Last week's Rate the Ad. It's a delivery dead heat. DHL's screaming yellow crate-and-forklift combo garnered an even 50/50 split on the Sweet Meter's Good/Bad ratio, comparing the top half of the meter to the bottom half, with a tie for biggest bloc of votes between Sweet and Extra Dry. Predictably, many respondents compared the ad to the Avis "We Try Harder" campaign from the Golden Age, some favorably, some unfavorably. But that 34% in the Sweet Zone is pretty impressive, especially for an ad that hasn't got a partially clothed woman in it. Here are the results.

5 Very Sweet 14%
4 Sweet 20%
3 Semi-Dry 16%
2 Dry 15%
1 Extra Dry 20%
0 Sour 15%

And here are some of our fave responses.

1 Desire to do good does not make your product good. I would like to be the best sexual partner in the world, but does that make it so?

4 DHL the underdog — I thinks this is stated very well, and it just might put a little shake in those complacent brown vans.

0 It's dull, cluttered, industrial-looking garbage. And call the phone number. If DHL has something to prove, then a real person should answer, right?

2 The concept is a bit dry and average. With this visual, you really need some strong, knock-you-on-your-ass copy, and it just looks like the copywriter was off for the week.

0 Is there a concept here, or just Avis' 42-year-old strategy written as a headline?

5 This ad quickly rises to the top. Totally relates with the hungry small-business guy trying to prove he can make it.

2 The visual doesn't work as hard as the headline. The concept is strong, but the ad just didn't get me there.

5 Couldn't be any more clear about what this ad says.

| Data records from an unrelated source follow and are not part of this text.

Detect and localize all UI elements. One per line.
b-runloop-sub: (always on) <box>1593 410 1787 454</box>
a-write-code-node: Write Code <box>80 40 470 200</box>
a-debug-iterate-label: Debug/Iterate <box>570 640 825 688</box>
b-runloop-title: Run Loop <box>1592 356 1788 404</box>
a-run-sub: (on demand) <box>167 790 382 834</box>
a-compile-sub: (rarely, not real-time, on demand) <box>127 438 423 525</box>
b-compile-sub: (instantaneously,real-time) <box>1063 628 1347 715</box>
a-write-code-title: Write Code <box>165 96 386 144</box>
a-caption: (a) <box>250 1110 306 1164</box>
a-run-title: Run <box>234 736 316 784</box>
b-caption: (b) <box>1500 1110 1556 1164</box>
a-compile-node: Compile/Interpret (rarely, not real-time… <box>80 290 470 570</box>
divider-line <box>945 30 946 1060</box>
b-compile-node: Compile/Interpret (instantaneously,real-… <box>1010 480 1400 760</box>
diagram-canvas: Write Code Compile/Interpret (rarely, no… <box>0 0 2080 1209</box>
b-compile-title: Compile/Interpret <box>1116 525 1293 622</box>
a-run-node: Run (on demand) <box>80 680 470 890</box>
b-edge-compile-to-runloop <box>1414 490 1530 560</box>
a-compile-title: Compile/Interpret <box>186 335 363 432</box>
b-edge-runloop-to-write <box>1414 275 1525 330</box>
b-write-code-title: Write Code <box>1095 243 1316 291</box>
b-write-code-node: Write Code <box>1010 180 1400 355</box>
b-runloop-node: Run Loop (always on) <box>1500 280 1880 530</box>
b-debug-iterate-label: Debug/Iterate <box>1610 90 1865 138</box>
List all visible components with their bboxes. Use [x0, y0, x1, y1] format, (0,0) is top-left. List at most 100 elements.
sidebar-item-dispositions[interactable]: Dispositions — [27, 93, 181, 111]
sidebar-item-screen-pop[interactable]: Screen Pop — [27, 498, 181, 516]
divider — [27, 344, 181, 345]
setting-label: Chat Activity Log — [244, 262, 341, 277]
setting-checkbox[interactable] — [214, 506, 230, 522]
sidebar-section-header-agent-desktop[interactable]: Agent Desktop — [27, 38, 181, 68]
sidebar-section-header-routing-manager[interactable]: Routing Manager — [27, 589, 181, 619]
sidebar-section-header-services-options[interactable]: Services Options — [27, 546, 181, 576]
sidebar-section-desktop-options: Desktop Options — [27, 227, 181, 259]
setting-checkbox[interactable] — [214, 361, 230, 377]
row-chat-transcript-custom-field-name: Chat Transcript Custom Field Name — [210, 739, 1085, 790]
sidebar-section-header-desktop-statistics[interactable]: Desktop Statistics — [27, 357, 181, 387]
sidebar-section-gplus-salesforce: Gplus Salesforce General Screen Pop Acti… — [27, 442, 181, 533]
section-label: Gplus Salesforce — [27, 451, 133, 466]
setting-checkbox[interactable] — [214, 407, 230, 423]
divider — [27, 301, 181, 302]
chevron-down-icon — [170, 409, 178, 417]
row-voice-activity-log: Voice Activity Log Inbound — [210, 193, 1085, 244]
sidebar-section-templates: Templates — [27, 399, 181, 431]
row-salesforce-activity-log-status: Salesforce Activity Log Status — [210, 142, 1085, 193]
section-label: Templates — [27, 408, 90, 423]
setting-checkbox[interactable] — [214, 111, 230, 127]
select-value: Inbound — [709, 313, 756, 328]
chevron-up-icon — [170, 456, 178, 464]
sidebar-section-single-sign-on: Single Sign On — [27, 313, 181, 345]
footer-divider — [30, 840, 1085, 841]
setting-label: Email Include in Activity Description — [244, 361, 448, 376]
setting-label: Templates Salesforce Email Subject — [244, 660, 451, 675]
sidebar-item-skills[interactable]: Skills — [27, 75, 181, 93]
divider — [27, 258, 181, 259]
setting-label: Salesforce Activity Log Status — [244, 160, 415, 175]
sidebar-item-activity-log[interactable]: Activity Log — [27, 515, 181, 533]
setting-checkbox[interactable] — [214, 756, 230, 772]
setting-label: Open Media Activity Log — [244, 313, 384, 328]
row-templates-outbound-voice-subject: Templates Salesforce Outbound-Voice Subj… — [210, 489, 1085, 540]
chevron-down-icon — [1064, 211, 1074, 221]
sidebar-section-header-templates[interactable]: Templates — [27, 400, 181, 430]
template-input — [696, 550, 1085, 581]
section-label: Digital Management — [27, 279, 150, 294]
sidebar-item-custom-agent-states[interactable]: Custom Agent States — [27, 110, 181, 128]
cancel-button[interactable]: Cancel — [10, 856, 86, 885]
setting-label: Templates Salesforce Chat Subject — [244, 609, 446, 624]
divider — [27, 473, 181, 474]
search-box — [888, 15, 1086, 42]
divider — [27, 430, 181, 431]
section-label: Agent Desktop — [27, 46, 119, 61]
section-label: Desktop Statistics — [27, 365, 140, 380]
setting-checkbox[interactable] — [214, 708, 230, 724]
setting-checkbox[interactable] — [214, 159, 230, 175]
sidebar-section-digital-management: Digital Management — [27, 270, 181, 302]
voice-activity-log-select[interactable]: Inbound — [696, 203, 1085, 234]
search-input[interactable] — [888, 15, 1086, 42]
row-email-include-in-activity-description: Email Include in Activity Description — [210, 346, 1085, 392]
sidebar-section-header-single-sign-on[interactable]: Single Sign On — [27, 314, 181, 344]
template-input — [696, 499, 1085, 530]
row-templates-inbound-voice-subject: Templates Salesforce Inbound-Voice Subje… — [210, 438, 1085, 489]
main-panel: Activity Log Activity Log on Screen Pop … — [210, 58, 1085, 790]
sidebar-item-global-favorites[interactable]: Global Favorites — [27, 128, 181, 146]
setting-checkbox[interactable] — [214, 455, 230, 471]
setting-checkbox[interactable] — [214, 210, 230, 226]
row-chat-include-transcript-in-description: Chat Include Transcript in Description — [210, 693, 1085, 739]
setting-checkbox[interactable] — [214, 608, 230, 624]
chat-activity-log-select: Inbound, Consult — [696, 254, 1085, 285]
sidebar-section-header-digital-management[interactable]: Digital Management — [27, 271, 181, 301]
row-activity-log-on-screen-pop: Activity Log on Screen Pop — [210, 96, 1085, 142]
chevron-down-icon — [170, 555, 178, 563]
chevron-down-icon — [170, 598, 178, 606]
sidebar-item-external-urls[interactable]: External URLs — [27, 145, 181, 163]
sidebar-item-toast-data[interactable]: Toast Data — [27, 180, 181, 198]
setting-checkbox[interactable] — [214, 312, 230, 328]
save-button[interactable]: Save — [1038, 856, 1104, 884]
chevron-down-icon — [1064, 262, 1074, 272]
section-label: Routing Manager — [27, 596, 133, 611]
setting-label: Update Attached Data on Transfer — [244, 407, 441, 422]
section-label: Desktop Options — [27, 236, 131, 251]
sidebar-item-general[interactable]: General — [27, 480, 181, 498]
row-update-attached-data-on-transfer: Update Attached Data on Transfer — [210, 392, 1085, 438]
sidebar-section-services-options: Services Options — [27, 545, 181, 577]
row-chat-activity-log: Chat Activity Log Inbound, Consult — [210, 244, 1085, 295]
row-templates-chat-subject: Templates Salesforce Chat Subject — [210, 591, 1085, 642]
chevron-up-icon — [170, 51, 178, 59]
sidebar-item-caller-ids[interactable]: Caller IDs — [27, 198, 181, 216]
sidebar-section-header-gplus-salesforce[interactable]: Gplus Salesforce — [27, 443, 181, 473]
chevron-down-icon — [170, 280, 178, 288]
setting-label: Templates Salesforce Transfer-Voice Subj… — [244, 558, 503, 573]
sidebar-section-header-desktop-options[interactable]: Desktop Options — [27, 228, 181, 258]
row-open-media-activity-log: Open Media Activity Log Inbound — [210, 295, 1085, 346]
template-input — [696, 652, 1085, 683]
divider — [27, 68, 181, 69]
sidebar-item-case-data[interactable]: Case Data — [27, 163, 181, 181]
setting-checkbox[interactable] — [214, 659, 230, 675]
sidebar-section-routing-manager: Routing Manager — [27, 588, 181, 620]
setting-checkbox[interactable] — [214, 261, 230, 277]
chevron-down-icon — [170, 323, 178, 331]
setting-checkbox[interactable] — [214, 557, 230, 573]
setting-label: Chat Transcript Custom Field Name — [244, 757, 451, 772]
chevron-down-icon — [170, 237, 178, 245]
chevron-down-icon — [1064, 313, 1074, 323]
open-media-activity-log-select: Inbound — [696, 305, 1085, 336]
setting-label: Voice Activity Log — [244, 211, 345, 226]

5 This ad hasn't got a prayer of being an award winner, but it does something that so much advertising doesn't do today: It sells its client's service clearly and easily.

1 Hopefully, that's the agency that created this ad in the box, and they're being shipped off to Guantanamo.

2 Another "underdog" campaign, but what does the imagery have to do with the message? The only thing this ad has going for it is the tagline.

1 They couldn't come up with something a little more catchy? And what the hell is in that crate?

1 My goodness, I had no idea that DHL had such a chip on its shoulder. Just for that, I'll stick with FedEx.

0 Just looking at the ad causes me not to trust them.

4 Considering that DHL lost three very important packages for me, I'd say they really do have something to prove. Hope their service picks up like this ad!

0 They're right! For years, UPS and FedEx have proven their reliability, efficiency, consistency, service and value. DHL hasn't.

1 DHL has been around for a long time. Sorry, but don't try kidding anyone like you're the new kids on the block now that your trucks and people wear yellow. If you had something to prove, you would've done it years ago.

3 It's all right. But that guy definitely does not look like he's ready to move the world.

1 A guy driving a forklift with something to prove does not persuade me to call DHL. It persuades me to run far, far away.

1 Why does DHL have to prove something? Have they sucked in the past and want to prove they can hang with the big boys now?

3 Good ad, scary copy. No rigid schedules? What does that mean? I want my stuff to get there on the schedule promised. Let's be clear before being clever.